Conjugative plasmids are key players in genetic exchange among bacterial populations, but they are not mere tools for DNA interchange. Broad-host-range plasmids are self-replicating DNA machines able to establish themselves in a wide variety of bacterial species. They are formed by the accretion of genes from a specific repertoire: the so called Horizontal Gene Pool, and they evolve mainly by recombination. Although probably connected to host networks, they have regulatory circuits of their own. Since they are able to exhibit a robust behaviour in radically different genetic backgrounds, these networks are probably highly orthogonal. This unique combination of features makes these genetic machines appealing models for Systems and Synthetic Biology.

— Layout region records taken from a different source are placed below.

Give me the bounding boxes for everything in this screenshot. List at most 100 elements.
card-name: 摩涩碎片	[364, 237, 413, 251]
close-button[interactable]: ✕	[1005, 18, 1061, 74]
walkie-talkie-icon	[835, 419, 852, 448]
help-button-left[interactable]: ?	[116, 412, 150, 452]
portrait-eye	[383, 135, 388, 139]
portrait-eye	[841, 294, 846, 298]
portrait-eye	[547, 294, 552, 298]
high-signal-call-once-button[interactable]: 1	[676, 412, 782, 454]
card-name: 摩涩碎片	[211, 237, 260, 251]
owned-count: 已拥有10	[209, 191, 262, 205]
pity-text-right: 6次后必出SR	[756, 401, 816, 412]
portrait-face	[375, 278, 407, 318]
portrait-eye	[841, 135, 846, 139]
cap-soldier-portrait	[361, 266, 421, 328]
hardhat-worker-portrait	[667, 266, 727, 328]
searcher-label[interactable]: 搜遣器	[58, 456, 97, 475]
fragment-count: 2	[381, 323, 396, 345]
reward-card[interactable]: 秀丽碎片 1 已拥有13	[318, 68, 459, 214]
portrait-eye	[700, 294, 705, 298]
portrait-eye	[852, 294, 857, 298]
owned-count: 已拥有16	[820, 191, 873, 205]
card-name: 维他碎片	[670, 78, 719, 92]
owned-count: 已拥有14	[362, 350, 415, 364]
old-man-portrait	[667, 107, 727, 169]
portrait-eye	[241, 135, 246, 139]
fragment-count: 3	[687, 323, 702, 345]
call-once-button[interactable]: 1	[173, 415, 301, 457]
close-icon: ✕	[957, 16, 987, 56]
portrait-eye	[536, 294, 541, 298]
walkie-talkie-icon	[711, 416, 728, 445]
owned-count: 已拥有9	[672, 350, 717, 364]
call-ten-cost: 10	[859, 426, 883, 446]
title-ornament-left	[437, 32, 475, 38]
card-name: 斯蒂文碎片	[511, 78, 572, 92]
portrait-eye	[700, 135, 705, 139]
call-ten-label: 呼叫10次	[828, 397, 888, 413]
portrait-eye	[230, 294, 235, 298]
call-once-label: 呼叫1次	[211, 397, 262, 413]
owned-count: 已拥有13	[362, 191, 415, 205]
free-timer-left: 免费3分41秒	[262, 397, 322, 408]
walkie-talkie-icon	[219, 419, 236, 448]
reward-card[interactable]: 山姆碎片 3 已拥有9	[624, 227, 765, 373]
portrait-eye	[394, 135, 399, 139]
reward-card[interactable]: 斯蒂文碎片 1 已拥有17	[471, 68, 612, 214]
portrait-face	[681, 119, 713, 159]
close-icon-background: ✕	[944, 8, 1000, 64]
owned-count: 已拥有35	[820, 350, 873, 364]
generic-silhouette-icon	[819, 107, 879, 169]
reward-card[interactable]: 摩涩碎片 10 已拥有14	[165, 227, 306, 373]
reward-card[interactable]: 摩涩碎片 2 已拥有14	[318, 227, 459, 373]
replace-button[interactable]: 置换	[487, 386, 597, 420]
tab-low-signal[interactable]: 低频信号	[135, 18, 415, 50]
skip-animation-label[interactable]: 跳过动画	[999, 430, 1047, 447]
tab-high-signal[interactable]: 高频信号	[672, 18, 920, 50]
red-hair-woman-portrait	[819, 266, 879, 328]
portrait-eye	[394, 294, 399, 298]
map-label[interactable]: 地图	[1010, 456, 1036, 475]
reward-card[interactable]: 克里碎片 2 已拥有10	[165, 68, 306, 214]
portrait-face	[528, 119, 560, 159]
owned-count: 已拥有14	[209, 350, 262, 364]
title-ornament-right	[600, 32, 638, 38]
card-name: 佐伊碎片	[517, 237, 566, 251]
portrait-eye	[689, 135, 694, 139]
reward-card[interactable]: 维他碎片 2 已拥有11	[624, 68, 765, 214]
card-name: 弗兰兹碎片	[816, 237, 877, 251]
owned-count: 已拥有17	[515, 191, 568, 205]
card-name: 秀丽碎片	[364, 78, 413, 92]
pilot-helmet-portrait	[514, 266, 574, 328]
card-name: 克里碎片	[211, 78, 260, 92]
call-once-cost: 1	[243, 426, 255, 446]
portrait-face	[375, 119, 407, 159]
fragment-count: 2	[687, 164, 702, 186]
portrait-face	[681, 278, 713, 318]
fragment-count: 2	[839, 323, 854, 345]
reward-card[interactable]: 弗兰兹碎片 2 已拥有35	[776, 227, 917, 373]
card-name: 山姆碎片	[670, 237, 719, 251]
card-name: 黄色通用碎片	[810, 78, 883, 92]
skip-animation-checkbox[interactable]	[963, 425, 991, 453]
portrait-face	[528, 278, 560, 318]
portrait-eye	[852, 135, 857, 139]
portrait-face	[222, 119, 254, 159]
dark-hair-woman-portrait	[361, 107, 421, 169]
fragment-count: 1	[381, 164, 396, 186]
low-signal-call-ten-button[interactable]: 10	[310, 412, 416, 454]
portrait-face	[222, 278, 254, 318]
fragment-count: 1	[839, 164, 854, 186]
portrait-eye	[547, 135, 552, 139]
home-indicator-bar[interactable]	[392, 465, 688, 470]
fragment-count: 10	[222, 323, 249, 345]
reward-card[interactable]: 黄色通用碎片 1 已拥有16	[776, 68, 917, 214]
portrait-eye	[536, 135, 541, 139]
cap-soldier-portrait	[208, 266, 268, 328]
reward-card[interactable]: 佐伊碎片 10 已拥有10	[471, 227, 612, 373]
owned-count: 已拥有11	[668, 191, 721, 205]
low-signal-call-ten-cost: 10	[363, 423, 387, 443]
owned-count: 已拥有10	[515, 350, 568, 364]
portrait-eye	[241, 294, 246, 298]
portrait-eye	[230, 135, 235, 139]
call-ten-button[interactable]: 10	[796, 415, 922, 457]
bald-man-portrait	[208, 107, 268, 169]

We are studying the regulation network of our model plasmid R388: the smallest conjugative plasmid of the proteobacteria known to date. Using both in silico and in vivo experimental tools we have been able to unravel the regulation circuitry of this plasmid. Our current work focuses on the parametrization of the network as well as the environmental and genetic signals from the host the plasmid is able to sense.